Sen. Mitt Romney has proposed raising the wages of restaurant employees and other essential workers by $12 an hour through July as a way of raising their compensation above what they could collect in unemployment benefits and other forms of relief.
Under the Utah Republican’s Patriot Pay Plan, employers would eat $3 of the increase, with the rest generated from a federal tax credit. For employees earning no more than $50,000 on an annualized basis, employers would get a refundable tax credit equal to $9 an hour, up to a maximum of $1,440 a month per employee.
With the credit and stepped-up pay, a worker falling below $50,000 in annualized compensation would get a short-term raise of $1,920 per month for May, June and July.
The $1,440 credit would be shaved by $24 for every $500 an employee earns above an annualized rate of $50,000.
To be eligible, workers would need to work at least 100 hours per month.
Participating employers would be required to certify that the eligible employees are at a higher risk of contracting COVID-19 because they have continued to work.

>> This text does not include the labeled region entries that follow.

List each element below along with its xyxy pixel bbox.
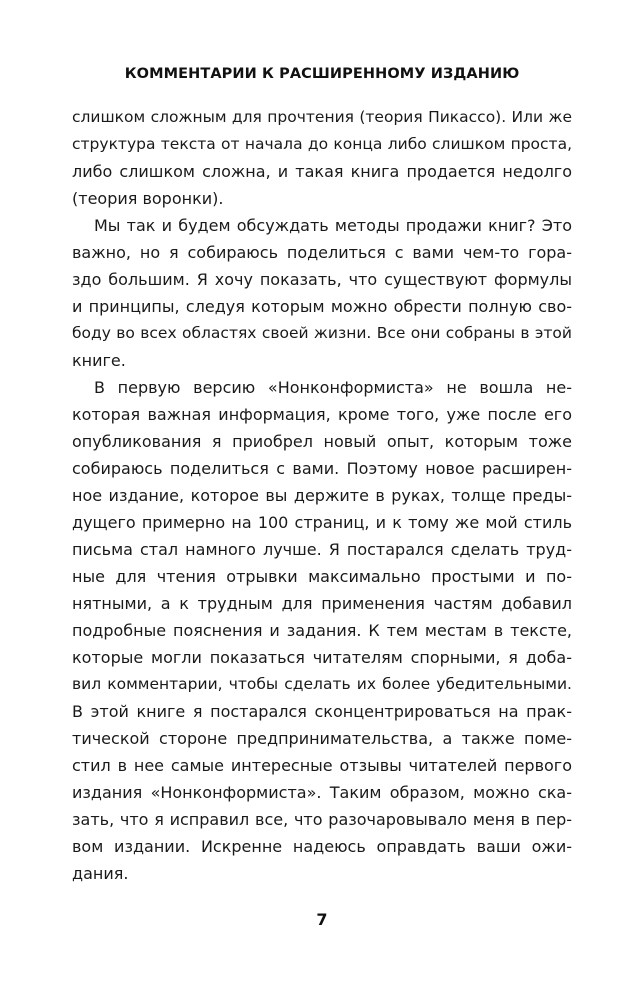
text-line: вил комментарии, чтобы сделать их более убедительными. [72, 675, 572, 693]
text-line: и принципы, следуя которым можно обрести полную сво- [72, 297, 572, 316]
text-line: структура текста от начала до конца либо слишком проста, [72, 135, 572, 153]
page-number: 7 [316, 910, 328, 929]
paragraph [72, 212, 572, 374]
text-line: либо слишком сложна, и такая книга продается недолго [72, 162, 572, 181]
text-line: опубликования я приобрел новый опыт, которым тоже [72, 432, 572, 451]
text-line: слишком сложным для прочтения (теория Пикассо). Или же [72, 108, 572, 126]
text-line: Мы так и будем обсуждать методы продажи книг? Это [94, 216, 572, 235]
text-line: дания. [72, 864, 129, 883]
text-line: боду во всех областях своей жизни. Все они собраны в этой [72, 324, 572, 342]
text-line: тической стороне предпринимательства, а также поме- [72, 729, 572, 748]
text-line: ные для чтения отрывки максимально простыми и по- [72, 567, 572, 586]
text-line: нятными, а к трудным для применения частям добавил [72, 594, 572, 613]
text-line: стил в нее самые интересные отзывы читателей первого [72, 756, 572, 775]
text-line: книге. [72, 351, 126, 370]
running-header: КОММЕНТАРИИ К РАСШИРЕННОМУ ИЗДАНИЮ [124, 66, 520, 82]
text-line: вом издании. Искренне надеюсь оправдать ваши ожи- [72, 837, 572, 856]
text-line: письма стал намного лучше. Я постарался сделать труд- [72, 540, 572, 559]
text-line: дущего примерно на 100 страниц, и к тому же мой стиль [72, 513, 572, 532]
text-line: (теория воронки). [72, 189, 224, 208]
paragraph [72, 104, 572, 212]
text-line: зать, что я исправил все, что разочаровывало меня в пер- [72, 810, 572, 829]
text-line: которые могли показаться читателям спорными, я доба- [72, 648, 572, 667]
text-line: собираюсь поделиться с вами. Поэтому новое расширен- [72, 459, 572, 478]
text-line: ное издание, которое вы держите в руках, толще преды- [72, 486, 572, 505]
text-line: издания «Нонконформиста». Таким образом, можно ска- [72, 783, 572, 802]
paragraph [72, 374, 572, 887]
text-line: здо большим. Я хочу показать, что существуют формулы [72, 270, 572, 289]
text-line: В этой книге я постарался сконцентрироваться на прак- [72, 702, 572, 721]
text-line: важно, но я собираюсь поделиться с вами чем-то гора- [72, 243, 572, 262]
text-line: В первую версию «Нонконформиста» не вошла не- [94, 378, 572, 397]
text-line: которая важная информация, кроме того, уже после его [72, 405, 572, 424]
page-body [72, 104, 572, 887]
text-line: подробные пояснения и задания. К тем местам в тексте, [72, 621, 572, 640]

Romney calls the raised pay a bonus rather than a wage hike. He proposed the measure Friday, noting that Congress and the White House are about to begin drafting a fourth plan to aid businesses and workers trying to stay afloat during the pandemic.
The former Republican Party presidential candidate noted that the plan would also apply to food distributors. He did not cite restaurant workers as specific beneficiaries, but said his plan would apply to all industries and jobs that have been designated as essential by lawmakers. Restaurants have invariably been included in that classification.
“Health care professionals, grocery store workers, food processors, and many others—the unsung patriots on the front line of this pandemic—every day risk their safety for the health and well-being of our country, and they deserve our unwavering support,” Romney said in a statement.“Patriot Pay is a way for us to reward our essential workers as they continue to keep Americans safe, healthy, and fed.”
His plan comes as some restaurant chains are learning that their employees can make more money from unemployment insurance and other forms of relief than they did at their former jobs. Officials point out that employees collecting unemployment legally cannot turn down a job so they can continue pocketing the aid. But it’s generally acknowledged that many employers would rather ignore the abuses than persevere through the process of alerting authorities.
Correction:An earlier version of this story referred to the increase sought by Romney as an increase in the minimum wage. The senator's office has since clarified that adoption of the higher wage would be voluntary, not mandated. The headline has been corrected accordingly.